世界が矛盾的自己同一的形成として、現在において過去と未来とが一となるという時、我々は反省的である。(西田幾多郎)

月とわれ

2020-10-27 23:39:33 | 文学


十七日、曇れる雲なくなりて曉月夜いとおもしろければ、船を出して漕ぎ行く。このあひだに雲のうへも海の底も同じ如くになむありける。うべも昔のをのこは「棹は穿つ波の上の月を。船は襲ふ海のうちの空を」とはいひけむ。きゝされに聞けるなり。又ある人のよめる歌、
「みなそこの月のうへより漕ぐふねの棹にさはるは桂なるらし」。
これを聞きてある人の又よめる、
「かげ見れば浪の底なるひさかたの空こぎわたるわれぞさびしき」。
かくいふあひだに夜やうやく明けゆくに、取等「黒き雲にはかに出できぬ。風も吹きぬべし。御船返してむ」といひてかへる。このあひだに雨ふりぬ。いとわびし。
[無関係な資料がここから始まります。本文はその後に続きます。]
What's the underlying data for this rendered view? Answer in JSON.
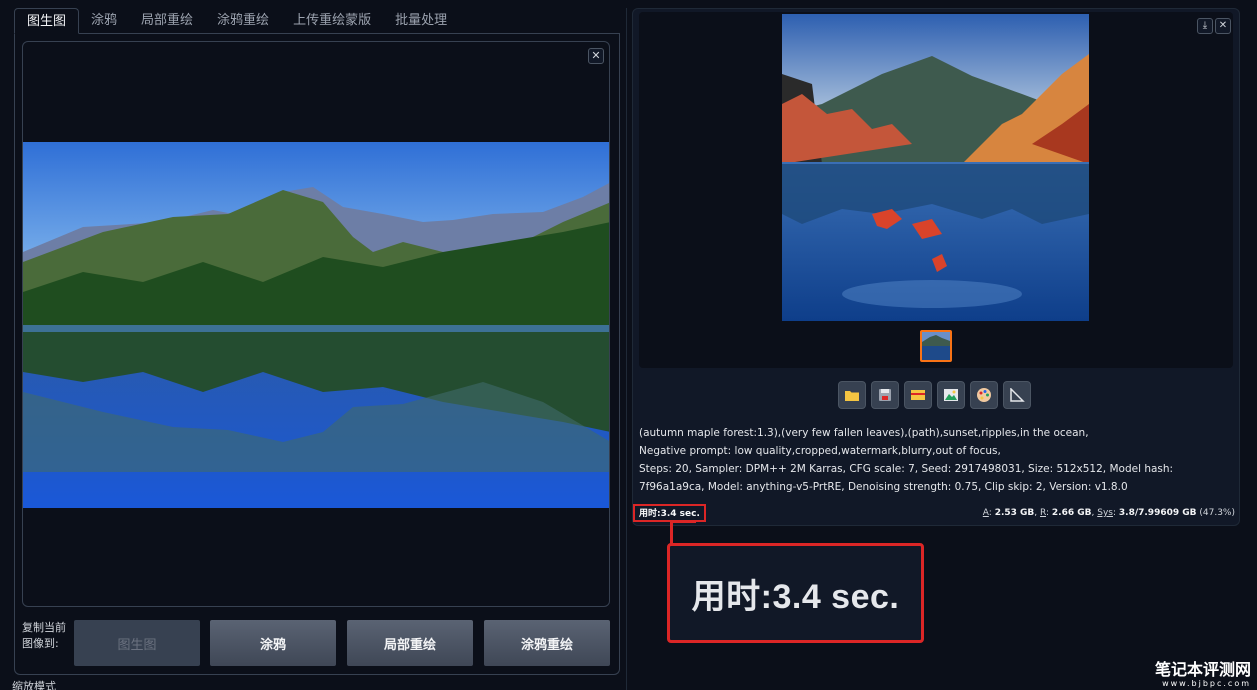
{
  "tabs": [
    {
      "label": "图生图",
      "active": true
    },
    {
      "label": "涂鸦",
      "active": false
    },
    {
      "label": "局部重绘",
      "active": false
    },
    {
      "label": "涂鸦重绘",
      "active": false
    },
    {
      "label": "上传重绘蒙版",
      "active": false
    },
    {
      "label": "批量处理",
      "active": false
    }
  ],
  "left": {
    "close_glyph": "✕",
    "copy_label": "复制当前图像到:",
    "copy_buttons": [
      "图生图",
      "涂鸦",
      "局部重绘",
      "涂鸦重绘"
    ],
    "zoom_mode_label": "缩放模式"
  },
  "right": {
    "download_glyph": "⤓",
    "close_glyph": "✕",
    "toolbar_icons": [
      "folder-icon",
      "save-icon",
      "zip-icon",
      "image-icon",
      "palette-icon",
      "ruler-icon"
    ],
    "prompt": "(autumn maple forest:1.3),(very few fallen leaves),(path),sunset,ripples,in the ocean,",
    "negative_prompt": "Negative prompt: low quality,cropped,watermark,blurry,out of focus,",
    "params": "Steps: 20, Sampler: DPM++ 2M Karras, CFG scale: 7, Seed: 2917498031, Size: 512x512, Model hash: 7f96a1a9ca, Model: anything-v5-PrtRE, Denoising strength: 0.75, Clip skip: 2, Version: v1.8.0",
    "time_label": "用时:",
    "time_value": "3.4 sec.",
    "mem_a_label": "A",
    "mem_a_value": "2.53 GB",
    "mem_r_label": "R",
    "mem_r_value": "2.66 GB",
    "mem_sys_label": "Sys",
    "mem_sys_value": "3.8/7.99609 GB",
    "mem_pct": "(47.3%)"
  },
  "callout": {
    "text": "用时:3.4 sec."
  },
  "watermark": {
    "line1": "笔记本评测网",
    "line2": "www.bjbpc.com"
  },
  "colors": {
    "background": "#0b0f19",
    "highlight": "#dc2626",
    "selected": "#f97316"
  }
}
美しい場面で、こういう場面をきちんと説明できるようになってみたいものだと思う。ここには三つの歌が提示されていて、みっつめに向かって世界が広がっている。リアリズムからファンタジーにいたり、その上でその綜合に至るようなありかたである。その綜合に「われ」という存在が必要だったなんていうと近代みたいだが、――月影がわれであり、波が大空であるような変容への観察が、観察するわれを導きだす。それはわれそのものではなく「さびしき」という感情である。これにつられて、雲まで出てきて雨まで降り出すのだ。こういう表現のあり方にくらべて、現代のやたら擬人法をもちいたあり方は、また別種の何かになってしまっている。
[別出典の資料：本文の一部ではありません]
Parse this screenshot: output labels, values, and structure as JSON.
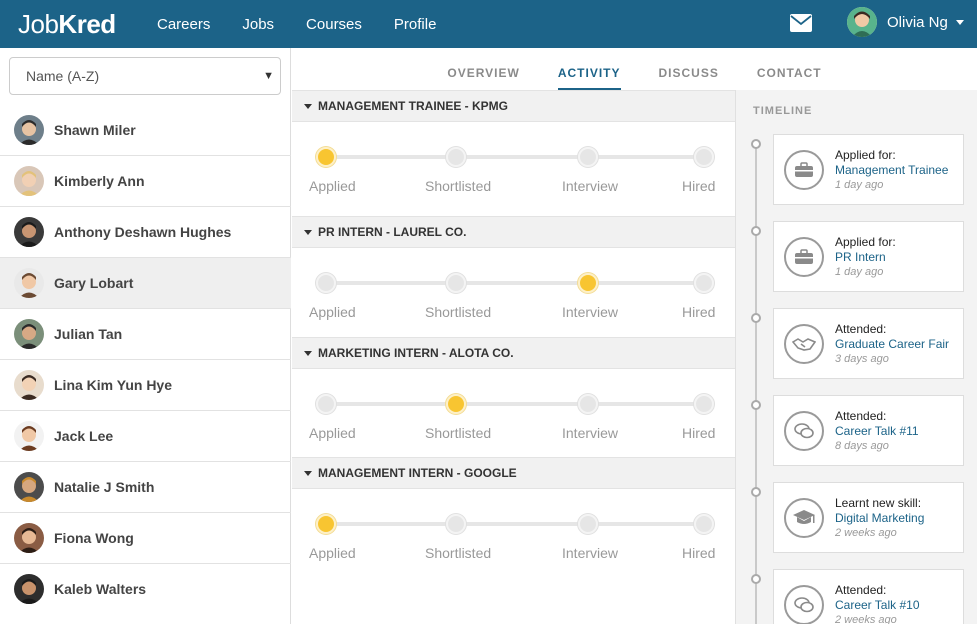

獣類と、鳥類と、昆虫との別を問はず、殆んどすべての生物は、夜の灯火に対して不思議なイメーヂと思慕を持つてゐる。海の魚介類は、漁師の漁る灯火の下に、群をなして集つて来るし、山野に生棲する昆虫類は、人家の灯火や弧灯に向つて、蛾群の羽ばたきを騒擾する。鹿のやうな獣類でさへも、遠方の灯火に対して、眼に一ぱいの涙をたたへながら、何時迄も長く凝視してゐるといふことである。思ふに彼等は、夜の灯火といふものに対して、何かの或る神秘的なあこがれ、生命の最も深奥な秘密に触れてゐるところの、不思議な恋愛に似た思慕を感じてゐるにちがひない。

――萩原朔太郎「月の詩情」


考えてみると、こういう説明をしている人間を海の底の月影としてみることがあるのかという感じがする。